Dieter Krämer – Sternensonde

Nach dem richtungweisenden Roman von Marc-Alastor E.-E. muss man sich erst wieder an den Stil von Alisha Bionda und Jörg Kleudgen gewöhnen.
Dies ist absolut nicht negativ gemeint.
Denn jedes Buch der Serie hat bisher seinen ganz eigenen Reiz. Und das macht die Serie nach nur vier bzw. drei eigentlichen Serienromanen so interessant!

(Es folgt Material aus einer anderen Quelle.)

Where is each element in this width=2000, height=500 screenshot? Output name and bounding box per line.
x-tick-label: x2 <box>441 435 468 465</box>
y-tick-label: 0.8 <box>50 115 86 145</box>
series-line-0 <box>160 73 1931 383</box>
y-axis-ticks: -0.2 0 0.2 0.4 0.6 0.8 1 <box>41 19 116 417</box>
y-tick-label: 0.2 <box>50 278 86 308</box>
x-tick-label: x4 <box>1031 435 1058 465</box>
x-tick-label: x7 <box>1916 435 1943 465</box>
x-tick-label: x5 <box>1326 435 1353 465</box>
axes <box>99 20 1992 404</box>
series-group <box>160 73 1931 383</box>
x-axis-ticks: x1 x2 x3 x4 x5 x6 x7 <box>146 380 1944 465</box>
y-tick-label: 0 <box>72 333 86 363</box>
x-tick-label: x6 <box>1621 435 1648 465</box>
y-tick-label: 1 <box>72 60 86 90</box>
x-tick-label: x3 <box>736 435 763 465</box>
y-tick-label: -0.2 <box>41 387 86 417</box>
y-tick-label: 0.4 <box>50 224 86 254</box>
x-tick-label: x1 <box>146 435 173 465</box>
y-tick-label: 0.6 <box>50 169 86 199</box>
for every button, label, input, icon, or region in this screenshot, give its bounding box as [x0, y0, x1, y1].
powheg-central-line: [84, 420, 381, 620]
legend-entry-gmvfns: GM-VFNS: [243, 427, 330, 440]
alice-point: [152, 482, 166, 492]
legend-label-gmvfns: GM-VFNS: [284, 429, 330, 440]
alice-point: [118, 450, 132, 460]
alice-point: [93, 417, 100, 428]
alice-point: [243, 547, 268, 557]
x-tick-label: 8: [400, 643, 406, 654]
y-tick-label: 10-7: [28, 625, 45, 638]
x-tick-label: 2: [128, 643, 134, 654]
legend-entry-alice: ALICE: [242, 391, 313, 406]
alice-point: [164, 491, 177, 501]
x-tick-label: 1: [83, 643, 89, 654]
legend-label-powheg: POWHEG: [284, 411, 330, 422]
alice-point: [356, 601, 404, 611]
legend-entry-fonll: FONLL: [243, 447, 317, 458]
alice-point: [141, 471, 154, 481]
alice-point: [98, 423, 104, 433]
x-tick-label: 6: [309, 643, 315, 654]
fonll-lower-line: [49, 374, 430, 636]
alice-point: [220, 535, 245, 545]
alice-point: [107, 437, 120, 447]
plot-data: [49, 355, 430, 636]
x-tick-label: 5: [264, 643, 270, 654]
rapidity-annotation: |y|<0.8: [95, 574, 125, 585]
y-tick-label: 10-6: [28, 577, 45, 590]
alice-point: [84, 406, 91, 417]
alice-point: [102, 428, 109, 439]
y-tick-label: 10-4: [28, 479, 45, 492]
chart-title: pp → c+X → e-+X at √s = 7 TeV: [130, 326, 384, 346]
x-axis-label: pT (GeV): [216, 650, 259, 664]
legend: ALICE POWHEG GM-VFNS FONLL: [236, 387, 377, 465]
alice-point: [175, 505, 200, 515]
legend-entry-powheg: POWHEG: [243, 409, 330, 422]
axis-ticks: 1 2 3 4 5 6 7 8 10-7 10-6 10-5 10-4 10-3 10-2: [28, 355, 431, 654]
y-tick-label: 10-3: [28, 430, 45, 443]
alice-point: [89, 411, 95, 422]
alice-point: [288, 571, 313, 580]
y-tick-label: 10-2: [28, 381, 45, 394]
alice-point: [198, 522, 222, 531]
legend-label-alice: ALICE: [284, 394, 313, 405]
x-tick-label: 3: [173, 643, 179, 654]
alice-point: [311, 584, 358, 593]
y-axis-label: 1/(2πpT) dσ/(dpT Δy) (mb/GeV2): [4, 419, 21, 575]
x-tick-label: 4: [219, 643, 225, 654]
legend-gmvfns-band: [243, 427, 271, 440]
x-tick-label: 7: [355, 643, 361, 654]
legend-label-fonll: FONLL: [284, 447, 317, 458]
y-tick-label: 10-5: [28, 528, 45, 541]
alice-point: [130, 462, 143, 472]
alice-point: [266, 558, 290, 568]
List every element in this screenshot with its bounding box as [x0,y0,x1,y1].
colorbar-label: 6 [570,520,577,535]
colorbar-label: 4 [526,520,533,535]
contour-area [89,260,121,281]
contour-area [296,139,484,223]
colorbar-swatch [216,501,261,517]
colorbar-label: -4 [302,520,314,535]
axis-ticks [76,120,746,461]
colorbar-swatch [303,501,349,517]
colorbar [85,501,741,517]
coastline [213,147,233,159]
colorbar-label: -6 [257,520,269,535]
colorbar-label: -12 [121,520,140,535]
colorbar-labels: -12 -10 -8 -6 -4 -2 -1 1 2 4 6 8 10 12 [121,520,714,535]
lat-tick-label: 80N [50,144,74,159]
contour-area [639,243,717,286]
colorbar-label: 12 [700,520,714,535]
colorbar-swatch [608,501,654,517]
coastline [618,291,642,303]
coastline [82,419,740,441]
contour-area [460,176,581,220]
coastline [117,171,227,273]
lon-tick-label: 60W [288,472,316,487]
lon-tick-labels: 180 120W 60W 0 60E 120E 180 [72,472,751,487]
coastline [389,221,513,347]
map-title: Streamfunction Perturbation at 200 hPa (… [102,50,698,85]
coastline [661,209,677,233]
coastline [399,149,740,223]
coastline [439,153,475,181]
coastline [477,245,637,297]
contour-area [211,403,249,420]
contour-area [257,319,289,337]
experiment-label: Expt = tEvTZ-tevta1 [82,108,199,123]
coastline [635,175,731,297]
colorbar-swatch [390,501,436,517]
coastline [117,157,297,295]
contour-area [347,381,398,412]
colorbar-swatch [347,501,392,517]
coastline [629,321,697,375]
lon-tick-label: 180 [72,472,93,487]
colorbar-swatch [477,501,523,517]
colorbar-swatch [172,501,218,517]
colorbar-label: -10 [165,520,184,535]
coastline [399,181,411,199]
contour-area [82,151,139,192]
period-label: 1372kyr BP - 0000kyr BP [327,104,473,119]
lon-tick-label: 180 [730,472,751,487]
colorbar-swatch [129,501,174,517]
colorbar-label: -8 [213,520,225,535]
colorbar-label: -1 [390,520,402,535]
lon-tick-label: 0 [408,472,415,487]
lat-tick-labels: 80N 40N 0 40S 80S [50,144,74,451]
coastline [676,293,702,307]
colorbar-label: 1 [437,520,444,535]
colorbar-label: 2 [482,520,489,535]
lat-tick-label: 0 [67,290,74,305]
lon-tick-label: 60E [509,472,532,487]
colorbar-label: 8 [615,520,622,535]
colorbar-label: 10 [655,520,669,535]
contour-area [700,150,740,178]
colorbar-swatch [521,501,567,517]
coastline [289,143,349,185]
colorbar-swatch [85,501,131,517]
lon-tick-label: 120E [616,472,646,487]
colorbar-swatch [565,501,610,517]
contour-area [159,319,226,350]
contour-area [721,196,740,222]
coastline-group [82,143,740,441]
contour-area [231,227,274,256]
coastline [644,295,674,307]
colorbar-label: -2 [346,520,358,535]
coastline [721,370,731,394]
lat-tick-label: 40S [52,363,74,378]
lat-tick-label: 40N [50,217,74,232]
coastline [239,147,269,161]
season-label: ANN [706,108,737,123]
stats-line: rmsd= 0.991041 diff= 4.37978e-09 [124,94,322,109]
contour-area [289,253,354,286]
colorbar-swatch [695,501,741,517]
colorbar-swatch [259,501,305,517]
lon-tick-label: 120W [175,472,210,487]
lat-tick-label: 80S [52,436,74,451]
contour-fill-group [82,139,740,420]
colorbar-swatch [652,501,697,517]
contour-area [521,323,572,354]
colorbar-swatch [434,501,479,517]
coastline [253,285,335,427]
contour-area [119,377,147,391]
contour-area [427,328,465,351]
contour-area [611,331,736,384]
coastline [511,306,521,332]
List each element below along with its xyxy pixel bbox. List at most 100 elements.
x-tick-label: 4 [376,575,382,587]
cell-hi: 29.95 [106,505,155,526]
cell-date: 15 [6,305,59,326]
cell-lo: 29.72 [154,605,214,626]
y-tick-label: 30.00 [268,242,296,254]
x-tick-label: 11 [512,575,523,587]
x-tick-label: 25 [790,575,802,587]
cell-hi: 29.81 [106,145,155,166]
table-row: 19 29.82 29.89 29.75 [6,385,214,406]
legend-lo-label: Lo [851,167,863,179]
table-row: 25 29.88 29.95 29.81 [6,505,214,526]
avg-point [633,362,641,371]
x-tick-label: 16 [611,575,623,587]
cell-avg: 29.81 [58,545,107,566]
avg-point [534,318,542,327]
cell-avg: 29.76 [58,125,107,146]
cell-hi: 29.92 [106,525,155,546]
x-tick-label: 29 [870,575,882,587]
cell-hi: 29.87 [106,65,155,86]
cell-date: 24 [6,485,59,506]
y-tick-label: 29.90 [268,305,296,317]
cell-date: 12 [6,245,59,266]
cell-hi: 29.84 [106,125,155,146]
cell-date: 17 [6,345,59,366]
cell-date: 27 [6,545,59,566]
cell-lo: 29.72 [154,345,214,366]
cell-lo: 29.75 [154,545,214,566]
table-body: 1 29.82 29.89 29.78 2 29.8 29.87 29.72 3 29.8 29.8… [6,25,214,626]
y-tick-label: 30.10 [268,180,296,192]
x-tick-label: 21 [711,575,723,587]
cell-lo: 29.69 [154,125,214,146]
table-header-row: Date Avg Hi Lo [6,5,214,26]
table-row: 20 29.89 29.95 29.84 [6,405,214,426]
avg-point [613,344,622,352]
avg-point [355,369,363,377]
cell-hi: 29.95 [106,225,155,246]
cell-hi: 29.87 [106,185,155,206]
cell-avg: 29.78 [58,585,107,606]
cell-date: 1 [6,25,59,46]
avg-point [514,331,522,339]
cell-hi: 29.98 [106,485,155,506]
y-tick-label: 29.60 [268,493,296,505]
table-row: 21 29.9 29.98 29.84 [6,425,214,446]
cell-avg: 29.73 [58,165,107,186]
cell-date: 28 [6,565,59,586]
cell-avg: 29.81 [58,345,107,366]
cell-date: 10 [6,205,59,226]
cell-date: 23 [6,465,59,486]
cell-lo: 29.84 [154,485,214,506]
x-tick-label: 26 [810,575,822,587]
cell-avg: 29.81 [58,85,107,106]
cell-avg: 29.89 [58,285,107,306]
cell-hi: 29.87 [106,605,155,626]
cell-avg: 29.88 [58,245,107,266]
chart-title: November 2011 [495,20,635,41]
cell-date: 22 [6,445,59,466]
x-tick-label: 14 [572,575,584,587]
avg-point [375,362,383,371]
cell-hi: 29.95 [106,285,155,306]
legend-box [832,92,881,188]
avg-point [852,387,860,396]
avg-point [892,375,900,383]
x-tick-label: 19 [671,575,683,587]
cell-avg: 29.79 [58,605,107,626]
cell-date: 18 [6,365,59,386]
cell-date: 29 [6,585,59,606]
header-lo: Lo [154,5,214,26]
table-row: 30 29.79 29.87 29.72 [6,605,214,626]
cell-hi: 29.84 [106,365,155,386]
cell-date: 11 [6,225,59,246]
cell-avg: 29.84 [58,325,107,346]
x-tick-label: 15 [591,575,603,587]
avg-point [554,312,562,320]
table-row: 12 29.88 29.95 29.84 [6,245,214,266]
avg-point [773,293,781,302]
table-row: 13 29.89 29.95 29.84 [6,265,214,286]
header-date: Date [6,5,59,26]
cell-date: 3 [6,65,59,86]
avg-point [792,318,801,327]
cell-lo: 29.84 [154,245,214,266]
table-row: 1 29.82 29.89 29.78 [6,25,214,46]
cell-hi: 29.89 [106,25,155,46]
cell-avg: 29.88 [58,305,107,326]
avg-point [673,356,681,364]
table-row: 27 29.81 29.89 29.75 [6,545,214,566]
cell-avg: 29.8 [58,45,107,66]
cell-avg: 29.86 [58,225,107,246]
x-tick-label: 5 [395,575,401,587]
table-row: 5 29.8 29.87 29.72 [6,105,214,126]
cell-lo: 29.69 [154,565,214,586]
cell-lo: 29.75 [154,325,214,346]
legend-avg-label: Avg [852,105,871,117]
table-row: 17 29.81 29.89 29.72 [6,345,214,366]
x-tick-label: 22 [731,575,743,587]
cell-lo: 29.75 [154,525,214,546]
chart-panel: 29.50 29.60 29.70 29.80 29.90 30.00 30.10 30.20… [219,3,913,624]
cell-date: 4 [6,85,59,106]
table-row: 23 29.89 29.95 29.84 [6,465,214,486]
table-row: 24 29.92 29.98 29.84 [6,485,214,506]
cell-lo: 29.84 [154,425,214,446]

Blutopfer gehört eher zu den "einfachen" Unterhaltungsromanen, die flüssig zu lesen sind und die Rahmenhandlung vorantreiben. Alle Hauptdarsteller sind wieder vertreten und die Charaktere erhalten weitere Tiefe. Auch wenn mir gleich zu Beginn der Erzählungen das Anagramm des Aztekenpriesters aufgefallen ist und für mich eigentlich klar war das es sich um Antediluvian handelt, schadete dies keineswegs der Spannung und dem gelungenen Finale.

In der Serienbeschreibung des BLITZ-Verlages heißt es: Neben historischen Hintergründen und der Anlehnung an das klassische Vampirthema, verarbeitet die Serie alternativ-wissenschaftliche Hintergründe über versunkene Orte und frühgeschichtliche Hochkulturen. Die Bände bieten dem Leser eine interessante Mischung aus Perspektivwechselromanen, in denen er sich mit Dilara sowohl in der Neuzeit - in einem modernen Sprachstil - bewegen kann, als auch - altsprachlich - in die Historie zurückversetzt wird.

Genau diese Dinge machen diese Serie zu etwas besonderem!
Die Geheimnisse um Dilaras Vergangenheit und ihrer eigentlichen Bestimmung werden wohldosiert aufgelöst. Bei der Schattenchronikserie stimmt die Mischung und die Autoren sind gut ausgewählt.
Der große Zeitrahmen den die Serie einnimmt lässt Spielraum für viele Romane und Zyklen. Und bei der bisherigen Qualität kann man nur hoffen, dass die Schattenchronik uns noch lange erhalten bleibt!